AMDGPU: Skip waiting on lgkmcnt for global flat loads
AbandonedPublic

Authored by arsenm on May 23 2016, 9:18 PM.

Details

Reviewers
tstellarAMD
Summary

If we know the access isn't to a flat address,
the wait for LDS is not necessary.

Diff Detail

Event Timeline

arsenm updated this revision to Diff 58192.May 23 2016, 9:18 PM
arsenm retitled this revision from to AMDGPU: Skip waiting on lgkmcnt for global flat loads.
arsenm updated this object.
arsenm added a reviewer: tstellarAMD.
arsenm added a subscriber: llvm-commits.
lib/Target/AMDGPU/SIInsertWaits.cpp
221–225

I'm not really sure exactly what this is doing, but as long as this accounts for the fact that the hw LGKM counter is always incremented even if the operation accesses global memory than this is fine.

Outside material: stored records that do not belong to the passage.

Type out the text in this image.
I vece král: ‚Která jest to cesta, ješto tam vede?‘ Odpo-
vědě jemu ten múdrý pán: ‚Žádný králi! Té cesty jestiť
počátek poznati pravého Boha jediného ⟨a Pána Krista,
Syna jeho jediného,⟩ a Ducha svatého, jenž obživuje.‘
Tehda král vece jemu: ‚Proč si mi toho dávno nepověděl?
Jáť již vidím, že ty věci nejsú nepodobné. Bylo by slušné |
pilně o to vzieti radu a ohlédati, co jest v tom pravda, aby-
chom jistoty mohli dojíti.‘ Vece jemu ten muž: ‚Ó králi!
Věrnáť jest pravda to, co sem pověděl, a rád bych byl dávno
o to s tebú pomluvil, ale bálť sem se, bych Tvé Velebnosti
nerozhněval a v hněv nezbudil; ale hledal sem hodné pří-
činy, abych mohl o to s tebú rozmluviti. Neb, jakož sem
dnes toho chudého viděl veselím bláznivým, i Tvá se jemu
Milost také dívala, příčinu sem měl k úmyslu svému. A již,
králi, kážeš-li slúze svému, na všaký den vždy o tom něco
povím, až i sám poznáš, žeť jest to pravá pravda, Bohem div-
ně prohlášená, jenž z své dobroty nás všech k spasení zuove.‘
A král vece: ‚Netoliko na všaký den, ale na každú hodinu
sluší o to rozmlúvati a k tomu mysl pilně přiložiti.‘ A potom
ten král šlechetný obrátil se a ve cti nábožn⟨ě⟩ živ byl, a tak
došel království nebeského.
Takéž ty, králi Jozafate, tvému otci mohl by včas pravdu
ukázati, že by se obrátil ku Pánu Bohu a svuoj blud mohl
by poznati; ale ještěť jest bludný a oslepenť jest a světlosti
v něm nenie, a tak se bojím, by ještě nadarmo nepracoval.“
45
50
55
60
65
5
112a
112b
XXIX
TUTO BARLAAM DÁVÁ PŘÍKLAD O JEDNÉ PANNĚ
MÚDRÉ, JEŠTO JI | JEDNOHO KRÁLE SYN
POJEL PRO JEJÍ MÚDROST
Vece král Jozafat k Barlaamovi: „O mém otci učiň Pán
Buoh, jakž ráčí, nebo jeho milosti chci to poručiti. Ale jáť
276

Though, I think you should add some tests that have lds operations before and after a flat instruction that accesses global memory.

arsenm added inline comments.May 24 2016, 5:39 PM
lib/Target/AMDGPU/SIInsertWaits.cpp
221–225

I don't think this is accounting for the hardware increase

arsenm abandoned this revision.Feb 18 2020, 7:29 AM

This pass was replaced

t-tye added inline comments.Feb 18 2020, 9:38 AM
lib/Target/AMDGPU/SIInsertWaits.cpp
221–225

But does the hardware increasing the LGKM counter matter? The hardware will increase it, then decrease it once it determines the FLT address is targeting LDS. So all that that can effect is another memory operation waiting for LGKM, causing them to wait a bit longer. It cannot make any other memory operation satisfy their WAITCNT early so cannot break correctness.

The completion of a FLAT operation that is known to only target VMEM only needs to wait on the vmem counter.